Entscheidungsstichwort (Thema)
Vorläufiger Rechtsschutz bei negativem Feststellungsbescheid
Leitsatz (NV)
Bei einem negativen Feststellungsbescheid ist vorläufiger Rechtsschutz im Verfahren nach § 69 FGO geltend zu machen.
Normenkette
FGO §§ 69, 114
Tatbestand
Die Antragsteller und Beschwerdeführer (Antragsteller) sind Gesellschafter einer als Innengesellschaft fungierenden Gesellschaft bürgerlichen Rechts (GbR), deren Gesellschaftszweck insbesondere die einheitliche Wahrnehmung und Ausübung der Eigentümerrechte für den Erwerb und die Bebauung eines Grundstücks sein sollte.
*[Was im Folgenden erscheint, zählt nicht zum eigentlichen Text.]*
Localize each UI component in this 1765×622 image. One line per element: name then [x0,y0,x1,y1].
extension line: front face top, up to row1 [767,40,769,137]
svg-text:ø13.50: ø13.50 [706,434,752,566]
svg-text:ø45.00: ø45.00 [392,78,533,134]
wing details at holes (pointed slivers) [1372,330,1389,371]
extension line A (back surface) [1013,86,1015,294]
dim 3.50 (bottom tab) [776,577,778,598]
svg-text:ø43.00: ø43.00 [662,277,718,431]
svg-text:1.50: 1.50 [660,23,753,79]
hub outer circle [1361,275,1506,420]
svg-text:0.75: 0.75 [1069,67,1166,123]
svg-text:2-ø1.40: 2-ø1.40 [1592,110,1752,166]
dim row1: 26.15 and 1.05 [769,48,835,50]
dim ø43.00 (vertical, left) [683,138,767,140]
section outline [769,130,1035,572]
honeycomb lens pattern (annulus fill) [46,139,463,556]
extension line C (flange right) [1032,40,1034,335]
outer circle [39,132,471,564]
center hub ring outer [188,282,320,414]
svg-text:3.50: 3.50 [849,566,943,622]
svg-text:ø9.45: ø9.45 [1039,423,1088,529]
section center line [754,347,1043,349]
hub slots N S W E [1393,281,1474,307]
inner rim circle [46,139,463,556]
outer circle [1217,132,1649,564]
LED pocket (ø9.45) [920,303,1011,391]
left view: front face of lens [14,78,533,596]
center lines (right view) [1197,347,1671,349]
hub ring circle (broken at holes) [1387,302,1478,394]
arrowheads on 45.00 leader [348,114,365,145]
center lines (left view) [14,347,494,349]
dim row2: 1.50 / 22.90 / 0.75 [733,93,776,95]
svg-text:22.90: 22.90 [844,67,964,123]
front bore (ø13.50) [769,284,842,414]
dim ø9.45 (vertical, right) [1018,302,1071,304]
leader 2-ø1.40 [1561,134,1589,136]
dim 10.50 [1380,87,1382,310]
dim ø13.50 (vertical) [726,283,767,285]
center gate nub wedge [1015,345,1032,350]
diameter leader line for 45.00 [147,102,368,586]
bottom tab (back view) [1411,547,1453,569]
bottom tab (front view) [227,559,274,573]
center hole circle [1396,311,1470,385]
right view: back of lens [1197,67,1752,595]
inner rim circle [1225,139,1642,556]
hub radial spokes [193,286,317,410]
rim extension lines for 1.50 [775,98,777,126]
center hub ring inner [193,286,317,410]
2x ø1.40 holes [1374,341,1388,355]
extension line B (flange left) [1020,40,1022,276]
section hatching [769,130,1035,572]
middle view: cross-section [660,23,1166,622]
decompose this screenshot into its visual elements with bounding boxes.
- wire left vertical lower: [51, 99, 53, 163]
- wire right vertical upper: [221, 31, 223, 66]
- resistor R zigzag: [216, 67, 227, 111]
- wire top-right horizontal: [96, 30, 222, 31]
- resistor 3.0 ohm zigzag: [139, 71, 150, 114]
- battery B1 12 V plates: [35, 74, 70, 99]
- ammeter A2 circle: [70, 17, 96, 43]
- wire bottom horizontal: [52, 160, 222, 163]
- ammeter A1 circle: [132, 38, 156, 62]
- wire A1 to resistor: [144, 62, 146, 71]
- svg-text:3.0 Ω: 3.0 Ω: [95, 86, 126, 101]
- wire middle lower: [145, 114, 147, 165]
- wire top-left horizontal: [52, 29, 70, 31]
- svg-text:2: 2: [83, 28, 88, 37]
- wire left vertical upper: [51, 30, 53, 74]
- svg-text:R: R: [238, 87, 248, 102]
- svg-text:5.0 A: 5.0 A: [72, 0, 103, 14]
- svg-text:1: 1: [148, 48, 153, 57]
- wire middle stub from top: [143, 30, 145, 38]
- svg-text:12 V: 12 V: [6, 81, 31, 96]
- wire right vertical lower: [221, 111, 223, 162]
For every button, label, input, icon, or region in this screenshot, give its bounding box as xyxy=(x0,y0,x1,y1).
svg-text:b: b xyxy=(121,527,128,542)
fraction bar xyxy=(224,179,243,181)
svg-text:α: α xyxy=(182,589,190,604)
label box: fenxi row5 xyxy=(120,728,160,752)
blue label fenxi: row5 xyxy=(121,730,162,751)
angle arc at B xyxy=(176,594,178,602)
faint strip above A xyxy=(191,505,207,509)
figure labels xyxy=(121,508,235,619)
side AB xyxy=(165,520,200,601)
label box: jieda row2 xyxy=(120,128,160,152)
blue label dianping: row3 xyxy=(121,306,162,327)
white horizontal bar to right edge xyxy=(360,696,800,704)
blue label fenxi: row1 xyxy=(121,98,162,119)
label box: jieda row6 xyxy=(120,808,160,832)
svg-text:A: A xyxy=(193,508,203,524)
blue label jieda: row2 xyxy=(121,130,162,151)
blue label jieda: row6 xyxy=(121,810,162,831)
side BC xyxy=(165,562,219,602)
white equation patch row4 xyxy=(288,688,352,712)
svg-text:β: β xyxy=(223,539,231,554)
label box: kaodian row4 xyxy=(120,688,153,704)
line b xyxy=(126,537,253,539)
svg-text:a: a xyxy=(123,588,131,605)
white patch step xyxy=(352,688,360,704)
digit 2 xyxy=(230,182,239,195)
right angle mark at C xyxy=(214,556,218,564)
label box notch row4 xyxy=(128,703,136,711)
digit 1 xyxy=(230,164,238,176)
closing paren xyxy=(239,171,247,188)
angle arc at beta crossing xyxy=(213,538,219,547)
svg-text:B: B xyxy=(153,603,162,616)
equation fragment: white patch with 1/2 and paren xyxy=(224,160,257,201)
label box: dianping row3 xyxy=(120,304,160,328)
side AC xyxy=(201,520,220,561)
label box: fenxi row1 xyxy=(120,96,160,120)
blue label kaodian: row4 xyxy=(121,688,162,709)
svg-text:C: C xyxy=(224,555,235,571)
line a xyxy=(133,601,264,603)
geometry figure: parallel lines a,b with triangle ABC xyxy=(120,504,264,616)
Nach Darstellung der Antragsteller konnte der Gesellschaftszweck wegen Veruntreuungen durch die Treuhänderin, eine GmbH, nicht verwirklicht werden, deshalb hat die GbR ihre Liquidation beschlossen. Für die Streitjahre wurden Erklärungen zur gesonderten und einheitlichen Feststellung der Einkünfte abgegeben, aus denen sich jeweils negative Einkünfte ergaben. Nach einer Außenprüfung lehnte der Beklagte und Beschwerdegegner (das Finanzamt - FA -) den Erlaß der begehrten Feststellungsbescheide mit der Begründung ab, daß weder die Absicht noch die Möglichkeit bestanden habe, aus dem Projekt nachhaltig positive Einkünfte zu erzielen. Über die dagegen eingelegten Einsprüche hat das FA noch nicht entschieden. Die Aussetzung der Vollziehung der negativen Feststellungsbescheide hat das FA abgelehnt.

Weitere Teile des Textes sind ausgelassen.